OpenAI engages Citigroup and JPMorgan ahead of September IPO

OpenAI has entered discussions with Citigroup and JPMorgan Chase about joining Goldman Sachs and Morgan Stanley on the underwriting team for its anticipated initial public offering. A confidential S-1 filing is expected within weeks, with a public listing targeted for September 2026. The company, which has raised $186 billion in private markets, is expected to seek a valuation of up to $1 trillion — a listing that would rank among the largest in Wall Street history if it proceeds on schedule.

SpaceX files for IPO, disclosing $4.3bn in xAI-related losses

SpaceX filed an S-1 for an initial public offering that analysts project could value the company between $1 trillion and $1.75 trillion. The filing disclosed $4.3 billion in net losses in the first quarter of 2026, largely driven by xAI, Elon Musk's artificial intelligence unit. Governance terms in the prospectus attracted scrutiny: shareholders would have limited influence over Musk, who retains concentrated control, with performance-based compensation tied to milestones including human settlement on Mars. The overlap between SpaceX, xAI, and other Musk ventures has drawn concern from institutional investors.

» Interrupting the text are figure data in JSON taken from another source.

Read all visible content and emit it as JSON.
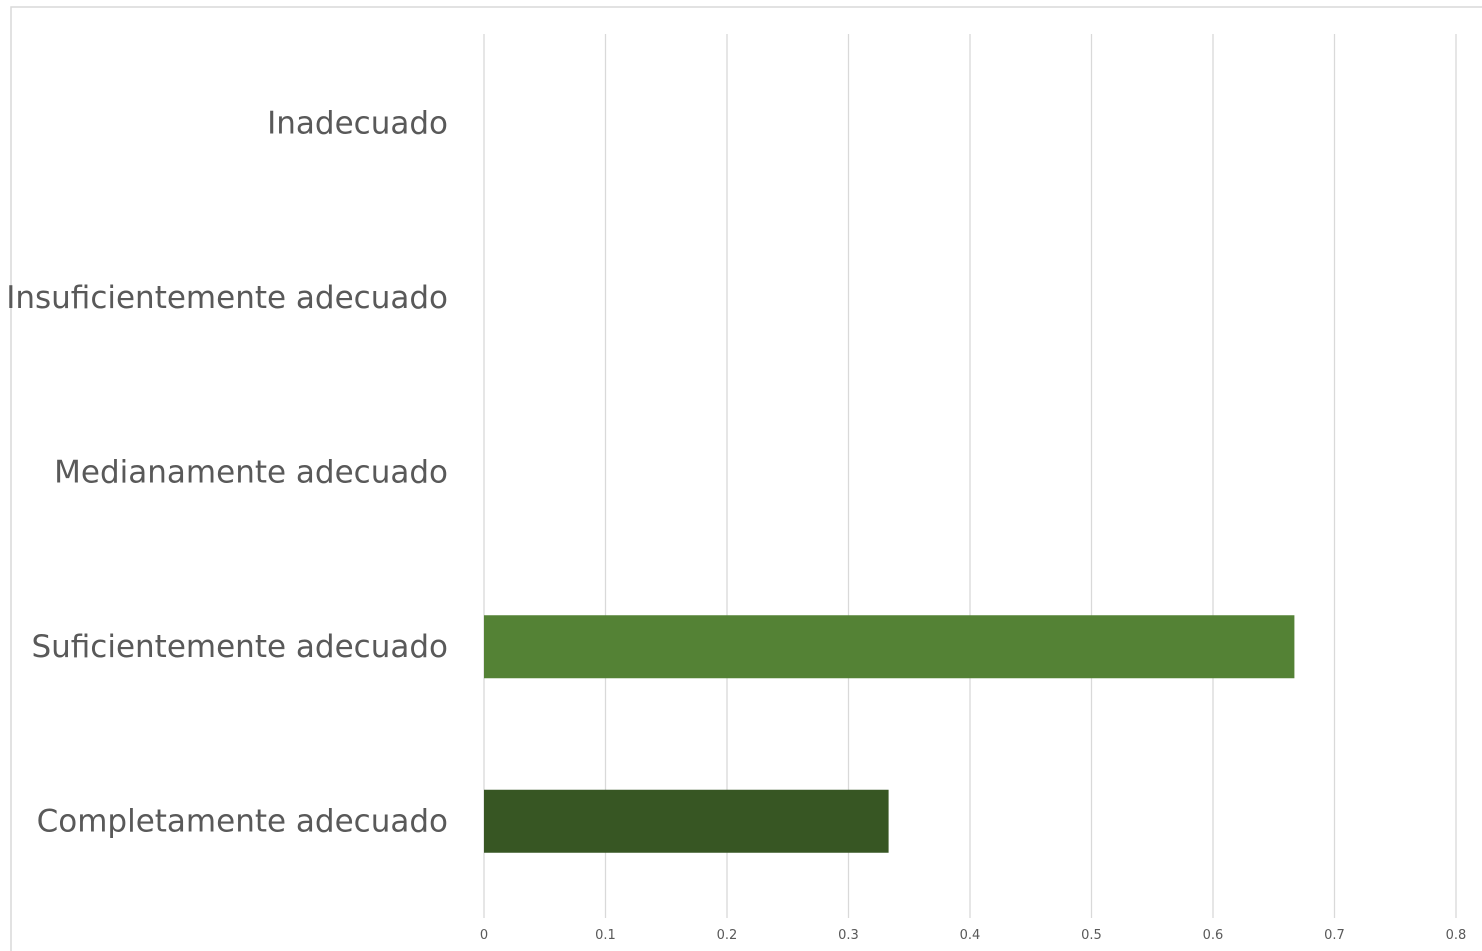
{
  "chart_data": {
    "type": "bar",
    "orientation": "horizontal",
    "title": "",
    "xlabel": "",
    "ylabel": "",
    "categories": [
      "Inadecuado",
      "Insuficientemente adecuado",
      "Medianamente adecuado",
      "Suficientemente adecuado",
      "Completamente adecuado"
    ],
    "values": [
      0,
      0,
      0,
      0.667,
      0.333
    ],
    "bar_colors": [
      "#548235",
      "#548235",
      "#548235",
      "#548235",
      "#375623"
    ],
    "xlim": [
      0,
      0.8
    ],
    "xticks": [
      0,
      0.1,
      0.2,
      0.3,
      0.4,
      0.5,
      0.6,
      0.7,
      0.8
    ],
    "xtick_labels": [
      "0",
      "0.1",
      "0.2",
      "0.3",
      "0.4",
      "0.5",
      "0.6",
      "0.7",
      "0.8"
    ],
    "grid": "vertical",
    "legend": "none"
  }
}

Anthropic releases Opus 4.8 and finds 10,000 software flaws in 30 days

Anthropic launched Claude Opus 4.8 on 28 May 2026 — the shortest interval between consecutive Opus releases. The model is four times less likely to produce flawed outputs without flagging them than its predecessor, Opus 4.7, and introduces a "high-effort" mode for complex reasoning tasks along with Dynamic Workflows, which allow Claude to orchestrate multiple AI subagents working in parallel. Separately, Anthropic's defensive cybersecurity initiative, Project Glasswing — powered by the unreleased Claude Mythos Preview model — identified more than 10,000 high- or critical-severity software vulnerabilities in its first 30 days, including a 27-year-old flaw in OpenBSD and a 16-year-old flaw in the widely used media library FFmpeg. The scale of the findings has shifted attention from locating bugs to the harder problem of fixing them quickly enough.

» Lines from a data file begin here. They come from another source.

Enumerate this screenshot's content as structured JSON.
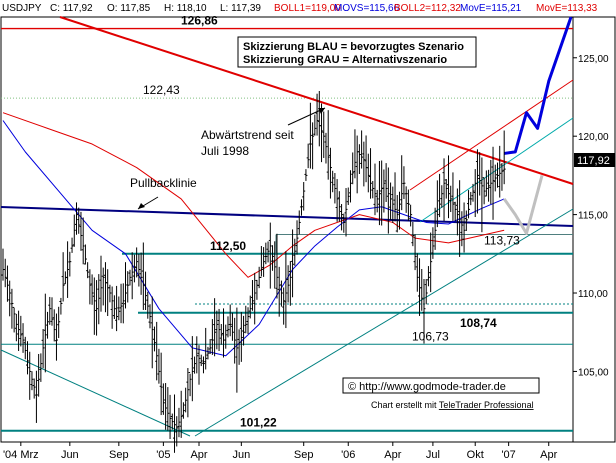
{
  "header": {
    "symbol": "USDJPY",
    "c_label": "C: 117,92",
    "o_label": "O: 117,85",
    "h_label": "H: 118,10",
    "l_label": "L: 117,39",
    "boll1_label": "BOLL1=119,00",
    "movs_label": "MOVS=115,66",
    "boll2_label": "BOLL2=112,32",
    "move_label": "MovE=115,21",
    "move2_label": "MovE=113,33"
  },
  "legend": {
    "line1": "Skizzierung BLAU = bevorzugtes Szenario",
    "line2": "Skizzierung GRAU = Alternativszenario"
  },
  "annotations": {
    "trend_text1": "Abwärtstrend seit",
    "trend_text2": "Juli 1998",
    "pullback_text": "Pullbacklinie",
    "copyright": "© http://www.godmode-trader.de",
    "created_prefix": "Chart erstellt mit ",
    "created_brand": "TeleTrader Professional",
    "last_price": "117,92"
  },
  "colors": {
    "red": "#e00000",
    "navy": "#000080",
    "blue": "#0000dd",
    "teal": "#008080",
    "grey": "#c0c0c0",
    "green_dotted": "#80c080"
  },
  "chart_data": {
    "type": "line",
    "title": "USDJPY",
    "y_axis_ticks": [
      105,
      110,
      115,
      120,
      125
    ],
    "y_axis_tick_labels": [
      "105,00",
      "110,00",
      "115,00",
      "120,00",
      "125,00"
    ],
    "ylim": [
      100.5,
      127.6
    ],
    "x_axis_labels": [
      "'04 Mrz",
      "Jun",
      "Sep",
      "'05",
      "Apr",
      "Jun",
      "Sep",
      "'06",
      "Apr",
      "Jul",
      "Okt",
      "'07",
      "Apr"
    ],
    "levels": [
      {
        "label": "126,86",
        "value": 126.86
      },
      {
        "label": "122,43",
        "value": 122.43
      },
      {
        "label": "112,50",
        "value": 112.5
      },
      {
        "label": "113,73",
        "value": 113.73
      },
      {
        "label": "108,74",
        "value": 108.74
      },
      {
        "label": "106,73",
        "value": 106.73
      },
      {
        "label": "101,22",
        "value": 101.22
      }
    ],
    "series": [
      {
        "name": "USDJPY",
        "values": [
          [
            0,
            111.5
          ],
          [
            3,
            110.0
          ],
          [
            6,
            108.0
          ],
          [
            9,
            107.0
          ],
          [
            12,
            105.0
          ],
          [
            15,
            103.5
          ],
          [
            18,
            106.5
          ],
          [
            21,
            109.0
          ],
          [
            24,
            107.0
          ],
          [
            27,
            110.5
          ],
          [
            30,
            112.0
          ],
          [
            33,
            115.0
          ],
          [
            36,
            113.0
          ],
          [
            39,
            110.5
          ],
          [
            42,
            109.0
          ],
          [
            45,
            111.0
          ],
          [
            48,
            110.0
          ],
          [
            51,
            108.5
          ],
          [
            54,
            109.5
          ],
          [
            57,
            111.0
          ],
          [
            60,
            112.0
          ],
          [
            63,
            110.5
          ],
          [
            66,
            108.5
          ],
          [
            69,
            106.0
          ],
          [
            72,
            103.0
          ],
          [
            75,
            102.0
          ],
          [
            78,
            101.4
          ],
          [
            81,
            102.5
          ],
          [
            84,
            104.5
          ],
          [
            87,
            106.0
          ],
          [
            90,
            105.5
          ],
          [
            93,
            106.5
          ],
          [
            96,
            108.0
          ],
          [
            99,
            107.0
          ],
          [
            102,
            108.0
          ],
          [
            105,
            106.5
          ],
          [
            108,
            107.5
          ],
          [
            111,
            109.0
          ],
          [
            114,
            110.5
          ],
          [
            117,
            112.0
          ],
          [
            120,
            113.0
          ],
          [
            123,
            111.0
          ],
          [
            126,
            109.5
          ],
          [
            129,
            111.0
          ],
          [
            132,
            113.5
          ],
          [
            135,
            116.5
          ],
          [
            138,
            119.5
          ],
          [
            141,
            121.0
          ],
          [
            144,
            120.0
          ],
          [
            147,
            118.0
          ],
          [
            150,
            116.0
          ],
          [
            153,
            114.5
          ],
          [
            156,
            117.0
          ],
          [
            159,
            119.0
          ],
          [
            162,
            118.5
          ],
          [
            165,
            117.0
          ],
          [
            168,
            116.0
          ],
          [
            171,
            117.0
          ],
          [
            174,
            116.0
          ],
          [
            177,
            115.0
          ],
          [
            180,
            117.0
          ],
          [
            183,
            115.0
          ],
          [
            186,
            111.0
          ],
          [
            189,
            109.0
          ],
          [
            192,
            112.0
          ],
          [
            195,
            115.0
          ],
          [
            198,
            117.0
          ],
          [
            201,
            116.0
          ],
          [
            204,
            115.0
          ],
          [
            207,
            114.0
          ],
          [
            210,
            116.0
          ],
          [
            213,
            117.5
          ],
          [
            216,
            116.5
          ],
          [
            219,
            117.0
          ],
          [
            222,
            117.5
          ],
          [
            225,
            117.9
          ]
        ]
      },
      {
        "name": "BOLL",
        "values": [
          [
            0,
            121.5
          ],
          [
            20,
            120.5
          ],
          [
            40,
            119.5
          ],
          [
            60,
            118.0
          ],
          [
            80,
            116.0
          ],
          [
            100,
            112.5
          ],
          [
            110,
            111.0
          ],
          [
            120,
            111.8
          ],
          [
            130,
            113.0
          ],
          [
            140,
            114.0
          ],
          [
            160,
            115.0
          ],
          [
            175,
            114.5
          ],
          [
            185,
            113.5
          ],
          [
            200,
            113.2
          ],
          [
            225,
            114.0
          ]
        ]
      },
      {
        "name": "MOVS",
        "values": [
          [
            0,
            121.0
          ],
          [
            10,
            119.0
          ],
          [
            25,
            116.5
          ],
          [
            40,
            114.0
          ],
          [
            55,
            112.5
          ],
          [
            70,
            109.0
          ],
          [
            85,
            106.5
          ],
          [
            100,
            106.0
          ],
          [
            115,
            108.0
          ],
          [
            130,
            111.5
          ],
          [
            140,
            113.0
          ],
          [
            150,
            114.2
          ],
          [
            160,
            115.3
          ],
          [
            170,
            115.5
          ],
          [
            180,
            115.0
          ],
          [
            190,
            114.5
          ],
          [
            200,
            114.4
          ],
          [
            215,
            115.4
          ],
          [
            225,
            116.0
          ]
        ]
      },
      {
        "name": "Skizzierung BLAU",
        "values": [
          [
            225,
            118.9
          ],
          [
            230,
            119.0
          ],
          [
            235,
            121.5
          ],
          [
            240,
            120.5
          ],
          [
            245,
            123.5
          ],
          [
            255,
            127.6
          ]
        ]
      },
      {
        "name": "Skizzierung GRAU",
        "values": [
          [
            225,
            116.0
          ],
          [
            230,
            115.0
          ],
          [
            235,
            113.8
          ],
          [
            242,
            117.5
          ]
        ]
      }
    ]
  }
}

Huawei proposes Tau Scaling Law to carry chips beyond Moore's Law

At the 2026 IEEE International Symposium on Circuits and Systems in Shanghai, Huawei unveiled the "Tau Scaling Law," a new framework for semiconductor advancement intended to carry the industry beyond the physical limits of Moore's Law. Where Moore's Law focused on shrinking transistors, the Tau framework optimises signal transmission times across multiple levels simultaneously — semiconductor devices, circuits, chips, and full computing systems — to improve speed and energy efficiency. Huawei's roadmap targets 1.4-nanometre nodes by 2031, signalling that one of the world's largest chipmakers is formally moving away from transistor count as its primary performance yardstick.

Cognition raises $1bn as Devin writes 89% of its own engineers' code

Cognition, the company behind Devin — an AI software-engineering agent — closed a $1 billion Series D round at a valuation of $26 billion, up from $10.2 billion in September 2025. The company disclosed a striking internal figure: Devin now writes 89% of the code committed by Cognition's own engineers, making the startup a living demonstration of its own thesis. The funding will support further development of Devin and infrastructure scaling.

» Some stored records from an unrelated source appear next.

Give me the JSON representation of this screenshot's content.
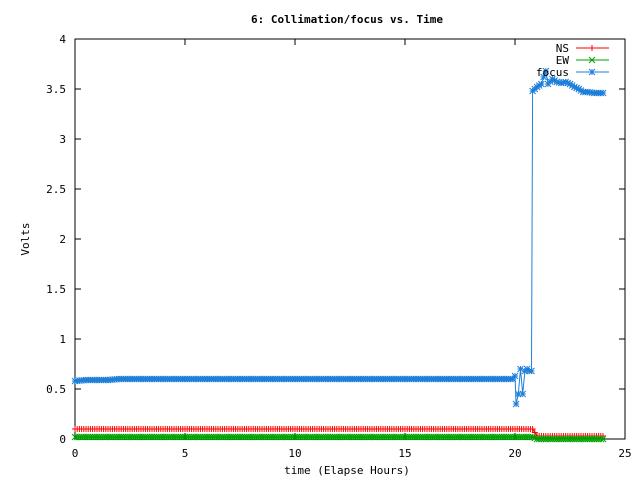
{
  "chart_data": {
    "type": "line",
    "title": "6: Collimation/focus vs. Time",
    "xlabel": "time (Elapse Hours)",
    "ylabel": "Volts",
    "xlim": [
      0,
      25
    ],
    "ylim": [
      0,
      4
    ],
    "x_ticks": [
      0,
      5,
      10,
      15,
      20,
      25
    ],
    "y_ticks": [
      0,
      0.5,
      1,
      1.5,
      2,
      2.5,
      3,
      3.5,
      4
    ],
    "x_tick_labels": [
      "0",
      "5",
      "10",
      "15",
      "20",
      "25"
    ],
    "y_tick_labels": [
      "0",
      "0.5",
      "1",
      "1.5",
      "2",
      "2.5",
      "3",
      "3.5",
      "4"
    ],
    "grid": false,
    "legend_position": "top-right",
    "series": [
      {
        "name": "NS",
        "color": "#ff0000",
        "marker": "plus",
        "points": [
          [
            0,
            0.1
          ],
          [
            20.6,
            0.1
          ],
          [
            20.8,
            0.1
          ],
          [
            21.0,
            0.03
          ],
          [
            24.0,
            0.03
          ]
        ]
      },
      {
        "name": "EW",
        "color": "#00a000",
        "marker": "cross",
        "points": [
          [
            0,
            0.02
          ],
          [
            20.6,
            0.02
          ],
          [
            20.8,
            0.02
          ],
          [
            21.0,
            0.0
          ],
          [
            24.0,
            0.0
          ]
        ]
      },
      {
        "name": "focus",
        "color": "#1e7fd8",
        "marker": "star",
        "points": [
          [
            0,
            0.58
          ],
          [
            0.5,
            0.59
          ],
          [
            1.0,
            0.59
          ],
          [
            1.5,
            0.59
          ],
          [
            2.0,
            0.6
          ],
          [
            19.6,
            0.6
          ],
          [
            19.9,
            0.6
          ],
          [
            20.0,
            0.63
          ],
          [
            20.05,
            0.35
          ],
          [
            20.15,
            0.45
          ],
          [
            20.25,
            0.7
          ],
          [
            20.35,
            0.45
          ],
          [
            20.45,
            0.68
          ],
          [
            20.55,
            0.7
          ],
          [
            20.65,
            0.68
          ],
          [
            20.75,
            0.68
          ],
          [
            20.8,
            3.48
          ],
          [
            21.0,
            3.52
          ],
          [
            21.2,
            3.55
          ],
          [
            21.3,
            3.62
          ],
          [
            21.4,
            3.68
          ],
          [
            21.5,
            3.55
          ],
          [
            21.7,
            3.6
          ],
          [
            21.9,
            3.57
          ],
          [
            22.1,
            3.56
          ],
          [
            22.3,
            3.57
          ],
          [
            22.5,
            3.55
          ],
          [
            22.7,
            3.52
          ],
          [
            22.9,
            3.5
          ],
          [
            23.1,
            3.47
          ],
          [
            23.3,
            3.47
          ],
          [
            23.6,
            3.46
          ],
          [
            24.0,
            3.46
          ]
        ]
      }
    ]
  }
}
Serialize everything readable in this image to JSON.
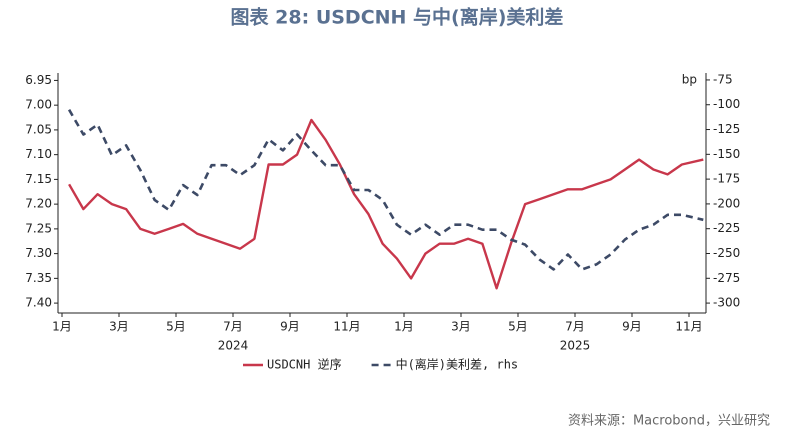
{
  "chart_data": {
    "type": "line",
    "title": "图表 28: USDCNH 与中(离岸)美利差",
    "source": "资料来源：Macrobond，兴业研究",
    "y2_unit": "bp",
    "x": [
      "2024-01",
      "2024-01",
      "2024-02",
      "2024-02",
      "2024-03",
      "2024-03",
      "2024-04",
      "2024-04",
      "2024-05",
      "2024-05",
      "2024-06",
      "2024-06",
      "2024-07",
      "2024-07",
      "2024-08",
      "2024-08",
      "2024-09",
      "2024-09",
      "2024-10",
      "2024-10",
      "2024-11",
      "2024-11",
      "2024-12",
      "2024-12",
      "2025-01",
      "2025-01",
      "2025-02",
      "2025-02",
      "2025-03",
      "2025-03",
      "2025-04",
      "2025-04",
      "2025-05",
      "2025-05",
      "2025-06",
      "2025-06",
      "2025-07",
      "2025-07",
      "2025-08",
      "2025-08",
      "2025-09",
      "2025-09",
      "2025-10",
      "2025-10",
      "2025-11"
    ],
    "xticks": [
      {
        "value": "2024-01",
        "label": "1月"
      },
      {
        "value": "2024-03",
        "label": "3月"
      },
      {
        "value": "2024-05",
        "label": "5月"
      },
      {
        "value": "2024-07",
        "label": "7月"
      },
      {
        "value": "2024-09",
        "label": "9月"
      },
      {
        "value": "2024-11",
        "label": "11月"
      },
      {
        "value": "2025-01",
        "label": "1月"
      },
      {
        "value": "2025-03",
        "label": "3月"
      },
      {
        "value": "2025-05",
        "label": "5月"
      },
      {
        "value": "2025-07",
        "label": "7月"
      },
      {
        "value": "2025-09",
        "label": "9月"
      },
      {
        "value": "2025-11",
        "label": "11月"
      }
    ],
    "years": [
      "2024",
      "2025"
    ],
    "series": [
      {
        "name": "USDCNH 逆序",
        "color": "#c8374b",
        "dash": false,
        "values": [
          7.16,
          7.21,
          7.18,
          7.2,
          7.21,
          7.25,
          7.26,
          7.25,
          7.24,
          7.26,
          7.27,
          7.28,
          7.29,
          7.27,
          7.12,
          7.12,
          7.1,
          7.03,
          7.07,
          7.12,
          7.18,
          7.22,
          7.28,
          7.31,
          7.35,
          7.3,
          7.28,
          7.28,
          7.27,
          7.28,
          7.37,
          7.28,
          7.2,
          7.19,
          7.18,
          7.17,
          7.17,
          7.16,
          7.15,
          7.13,
          7.11,
          7.13,
          7.14,
          7.12,
          7.11
        ]
      },
      {
        "name": "中(离岸)美利差, rhs",
        "color": "#3d4a66",
        "dash": true,
        "axis": "y2",
        "values": [
          -105,
          -130,
          -120,
          -151,
          -141,
          -166,
          -196,
          -206,
          -181,
          -191,
          -161,
          -161,
          -171,
          -161,
          -135,
          -146,
          -130,
          -146,
          -161,
          -161,
          -186,
          -186,
          -196,
          -221,
          -231,
          -221,
          -231,
          -221,
          -221,
          -226,
          -226,
          -236,
          -241,
          -256,
          -266,
          -251,
          -266,
          -261,
          -251,
          -236,
          -226,
          -221,
          -211,
          -211,
          -216
        ]
      }
    ],
    "ylim": [
      7.42,
      6.935
    ],
    "y_inverted": true,
    "yticks": [
      6.95,
      {
        "value": 7,
        "label": "7.00"
      },
      7.05,
      {
        "value": 7.1,
        "label": "7.10"
      },
      7.15,
      {
        "value": 7.2,
        "label": "7.20"
      },
      7.25,
      {
        "value": 7.3,
        "label": "7.30"
      },
      7.35,
      {
        "value": 7.4,
        "label": "7.40"
      }
    ],
    "y2lim": [
      -310,
      -68
    ],
    "y2ticks": [
      -75,
      -100,
      -125,
      -150,
      -175,
      -200,
      -225,
      -250,
      -275,
      -300
    ]
  }
}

OpenAI publishes Frontier Governance Framework aligned with EU and California law

OpenAI released its Frontier Governance Framework on 29 May 2026, a public document mapping its internal safety and security practices to the requirements of California's Transparency in Frontier AI Act and the EU AI Act's Code of Practice for General Purpose AI. The framework covers specific risk domains: cyber-offence capabilities, chemical and biological threats, and harmful manipulation. Separately, the OpenAI Foundation announced $250 million in grants to study how AI is reshaping economic measurement, noting that traditional indicators such as wages and employment may no longer capture the full picture of human welfare in an AI-augmented economy.